Signal and information processing for sensing systems group · Santiago Marco
Current smart instrumentation using multi-sensors and/or spectrometers provides a wealth of data that requires sophisticated signal and data processing approaches to extract the hidden information.
In this context, we are interested in intelligent chemical instruments for the detection of volatile compounds and smells. These systems can be based on an array of nonspecific chemical sensors with a pattern recognition engine, taking inspiration from the olfactory system. Some spectrometries, e.g. Ion Mobility Spectrometry, are capable of very fast analysis with good detection limits but poor selectivity.
Our group develops algorithmic solutions for the automatic processing of Gas Sensor Array, Gas Chromatography – Ion Mobility Spectrometry (IMS) and Gas Chromatography – Mass Spectrometry (GC-MS) data for metabolomics and food samples.

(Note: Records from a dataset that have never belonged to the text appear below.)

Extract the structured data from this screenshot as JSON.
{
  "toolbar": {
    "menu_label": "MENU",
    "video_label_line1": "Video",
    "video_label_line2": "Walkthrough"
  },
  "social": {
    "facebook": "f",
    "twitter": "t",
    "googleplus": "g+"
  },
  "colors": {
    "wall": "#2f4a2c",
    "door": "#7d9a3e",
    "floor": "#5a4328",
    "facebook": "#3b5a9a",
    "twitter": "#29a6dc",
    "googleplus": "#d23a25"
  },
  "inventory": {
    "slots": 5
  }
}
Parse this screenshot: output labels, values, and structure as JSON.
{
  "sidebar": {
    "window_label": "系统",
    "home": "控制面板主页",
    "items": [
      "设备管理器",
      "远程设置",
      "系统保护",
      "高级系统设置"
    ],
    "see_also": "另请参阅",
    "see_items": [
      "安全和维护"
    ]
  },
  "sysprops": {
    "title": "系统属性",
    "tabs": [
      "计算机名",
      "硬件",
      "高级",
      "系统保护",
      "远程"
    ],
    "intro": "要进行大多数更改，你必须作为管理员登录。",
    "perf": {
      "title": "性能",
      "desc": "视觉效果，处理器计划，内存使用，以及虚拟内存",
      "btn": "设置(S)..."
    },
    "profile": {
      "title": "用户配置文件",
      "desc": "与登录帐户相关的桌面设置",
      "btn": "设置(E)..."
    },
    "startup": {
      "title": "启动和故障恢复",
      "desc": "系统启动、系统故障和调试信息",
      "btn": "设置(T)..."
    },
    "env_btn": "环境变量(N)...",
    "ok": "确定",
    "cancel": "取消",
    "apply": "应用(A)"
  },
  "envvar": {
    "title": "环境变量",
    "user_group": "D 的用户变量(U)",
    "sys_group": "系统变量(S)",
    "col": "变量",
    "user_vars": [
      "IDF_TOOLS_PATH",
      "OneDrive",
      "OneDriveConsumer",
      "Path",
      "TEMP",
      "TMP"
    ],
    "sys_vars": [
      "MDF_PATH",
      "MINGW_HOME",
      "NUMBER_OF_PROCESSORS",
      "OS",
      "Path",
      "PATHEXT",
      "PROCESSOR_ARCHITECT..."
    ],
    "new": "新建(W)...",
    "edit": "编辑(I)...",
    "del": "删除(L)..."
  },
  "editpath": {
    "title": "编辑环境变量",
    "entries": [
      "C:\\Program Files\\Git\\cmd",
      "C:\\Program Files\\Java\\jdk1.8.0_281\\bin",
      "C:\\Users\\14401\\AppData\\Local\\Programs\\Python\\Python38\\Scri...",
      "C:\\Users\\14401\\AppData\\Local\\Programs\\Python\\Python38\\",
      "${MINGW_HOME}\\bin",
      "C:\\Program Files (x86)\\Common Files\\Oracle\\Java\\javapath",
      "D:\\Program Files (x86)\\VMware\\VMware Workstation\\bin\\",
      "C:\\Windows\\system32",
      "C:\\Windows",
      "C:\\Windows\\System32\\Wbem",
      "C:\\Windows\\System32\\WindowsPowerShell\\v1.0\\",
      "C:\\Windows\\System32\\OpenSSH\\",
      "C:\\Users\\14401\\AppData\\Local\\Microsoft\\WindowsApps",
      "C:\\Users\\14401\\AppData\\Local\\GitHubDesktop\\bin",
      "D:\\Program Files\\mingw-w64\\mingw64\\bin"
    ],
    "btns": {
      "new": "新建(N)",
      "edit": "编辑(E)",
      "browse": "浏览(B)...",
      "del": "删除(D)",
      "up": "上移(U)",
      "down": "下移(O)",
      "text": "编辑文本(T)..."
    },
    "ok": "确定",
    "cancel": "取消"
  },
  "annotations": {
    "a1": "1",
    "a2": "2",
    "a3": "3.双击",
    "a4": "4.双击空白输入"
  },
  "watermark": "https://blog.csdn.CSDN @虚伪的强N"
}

In the present PhD thesis, the intention is to develop a device for human augmented olfaction. The device will have the form of an ergonomic mask that a human may wear. When wearing this mask, the human will be able to smell odourless substances, or he will be able to smell odorous emissions that are remote. Using this mask, the human with augmented olfaction capabilities will be able to detect the presence of hazardous odourless volatiles or gases, or he will be able to pilot a drone and report on the odor intensity distribution in the areas under surveillance. In such a way, it will be possible to have an odorous impression relative to areas that cannot be safely reached by humans. The main idea behind is the possibility to combine or connect electronic noses and olfactory displays in a single system. Beyond basic functionality, the project will propose figures of merit to be able to have specifications for this type of novel devices. Special attention will be devoted to portability aspects of the developed instrumentation so it can be easily embedded in the mask-
The PhD student will be in charge of doing a survey on artificial olfaction and olfactory displays technologies. He/She will build tailored electronic systems for the application and implementing the right signal and data processing algorithms for the sensor signals and for the automatic control of the olfactory display. He/She will envision scenarios to show new capabilities that humans can undertake when having augmented olfaction capabilities. This will consider two aspects: smelling odorless compounds and smell remote odors. Beyond the engineering aspects the candidate will also explore the fundamental aspects related to understanding odor coding by biological and artificial olfactory systems. Aspects related to odor receptor ranges, distribution of sensitivities and mixture effects will be explored both with simulations and practical experiments.
The PhD candidate should be able to work autonomously in a multidisciplinary environment at the intersection of electronics, biology and chemistry. He/She should be able to build prototypes for chemical sensor systems, including signal conditioning and signal acquisition and he/she will need to devise and automate small olfactory displays that can be based on different vaporization principles. Finally, the candidate will develop machine learning algorithms to interpret the sensor readings and infer the required excitation of the olfactory display to facilitate a natural smelling sensation by the individual wearing the mask. The candidate will need to fabricate custom pieces using 3D printers or alternative fabrication technologies.
Finally, the candidate will need to have the right communication skills to convey the possibilities offered by this new concept to the scientific community and the general public, either in oral or written form. The use of infographics, videos and other technologies to disseminate the advances made will be encouraged.